Juan Pablo Lorier via FreeIPA-users
<freeipa-users(a)lists.fedorahosted.org> writes:
Hi Rob,
All dates are good once I add the pin manually. The only problem is
the NEWLY_ADDED_NEED_KEYINFO_READ_PIN that appears every time I run
the updater. I don’t know what is not right with the certs. Maybe you
can point me in a direction to look at the logs.

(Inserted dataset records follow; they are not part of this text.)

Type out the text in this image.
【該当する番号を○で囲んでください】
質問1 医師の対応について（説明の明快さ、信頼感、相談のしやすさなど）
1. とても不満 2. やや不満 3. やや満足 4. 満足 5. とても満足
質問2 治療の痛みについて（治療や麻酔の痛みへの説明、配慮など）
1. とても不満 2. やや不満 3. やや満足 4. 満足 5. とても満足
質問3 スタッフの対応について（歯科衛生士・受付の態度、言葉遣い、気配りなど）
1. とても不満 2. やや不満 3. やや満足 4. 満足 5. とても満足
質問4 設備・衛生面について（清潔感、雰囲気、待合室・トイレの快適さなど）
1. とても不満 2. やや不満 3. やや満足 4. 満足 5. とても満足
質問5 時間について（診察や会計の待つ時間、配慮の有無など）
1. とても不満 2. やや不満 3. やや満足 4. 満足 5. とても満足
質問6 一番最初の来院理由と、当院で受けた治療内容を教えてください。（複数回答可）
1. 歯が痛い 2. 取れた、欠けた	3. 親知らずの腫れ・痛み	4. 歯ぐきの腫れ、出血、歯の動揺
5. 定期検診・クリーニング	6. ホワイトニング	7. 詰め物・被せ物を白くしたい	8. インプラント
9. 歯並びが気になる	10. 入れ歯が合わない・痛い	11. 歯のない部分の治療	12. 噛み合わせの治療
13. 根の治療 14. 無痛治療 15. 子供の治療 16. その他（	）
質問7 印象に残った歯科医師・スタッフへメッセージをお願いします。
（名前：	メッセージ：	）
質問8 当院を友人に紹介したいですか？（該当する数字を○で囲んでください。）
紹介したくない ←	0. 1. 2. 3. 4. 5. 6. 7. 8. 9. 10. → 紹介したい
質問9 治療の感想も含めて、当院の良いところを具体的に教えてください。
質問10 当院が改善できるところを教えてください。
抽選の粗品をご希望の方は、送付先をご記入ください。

Let me share the
getcert list once I manually fixed the pin:
Can you perhaps compare the requests for one certificate before and
after the upgrade? The requests are stored in
/var/lib/certmonger/requests. Let's focus on one certificate first,
for example:
key pair storage:
type=NSSDB,location='/etc/pki/pki-tomcat/alias',nickname='auditSigningCert
cert-pki-ca'
I'd try something like that:
- save /var/lib/certmonger/requests somewhere
- try the upgrade once again
- save /var/lib/certmonger/requests again, somwhere else
- compare and see what the differences really are
Depending on the differences - and needs some creative thinking:
- reset the system to the state before the upgrade
- stop certmonger
- replace /var/lib/certmonger/requests with the second copy (from after
the upgrade)
- We need to get certmonger and ipa-server-upgrade be happy with these
requests, so the request don't get changed during the next upgrade.
I've had a look at the logs of the last ipaupgrade.log. For each
certificcate I see:
2022-09-02T20:02:24Z INFO [Update certmonger certificate renewal
configuration]
...
2022-09-02T20:02:24Z INFO Certmonger certificate renewal configuration
already up-to-date
I guess the second line for you says something like "...config
updated". We need to see, if the lines between have some clues for us.
In a post upthread you posted the console output:
Missing or incorrect tracking request for certificates:
/etc/pki/pki-tomcat/alias:auditSigningCert cert-pki-ca
/etc/pki/pki-tomcat/alias:ocspSigningCert cert-pki-ca
/etc/pki/pki-tomcat/alias:subsystemCert cert-pki-ca
/etc/pki/pki-tomcat/alias:caSigningCert cert-pki-ca
Certmonger certificate renewal configuration updated
Also upthread you posted:
>>>> 2022-11-30T16:07:49Z DEBUG Profile
'ECAdminCert' is already in LDAP and
>>>> enabled; skipping
>>>> 2022-11-30T16:07:49Z INFO Migrating profile 'acmeServerCert'
>>>> 2022-11-30T16:07:49Z DEBUG request GET
>>>>
https://dc2.tnu.com.uy:8443/ca/rest/account/login
>>>> 2022-11-30T16:07:49Z DEBUG request body ''
>>>> 2022-11-30T16:07:54Z DEBUG httplib request failed:
>>>> Traceback (most recent call last):
>>>> File "/usr/lib/python3.6/site-packages/ipapython/dogtag.py",
line
In my upgrade log this is after updating/checing the certmonger
requests. So my guess is there's something strange with your
configuration in /var/lib/certmonger/requests.
So, can you provide more of your ipaupgrade.log where the certmonger
requests are checked/updated and one request before/after?
Jochen
--
This space is intentionally left blank.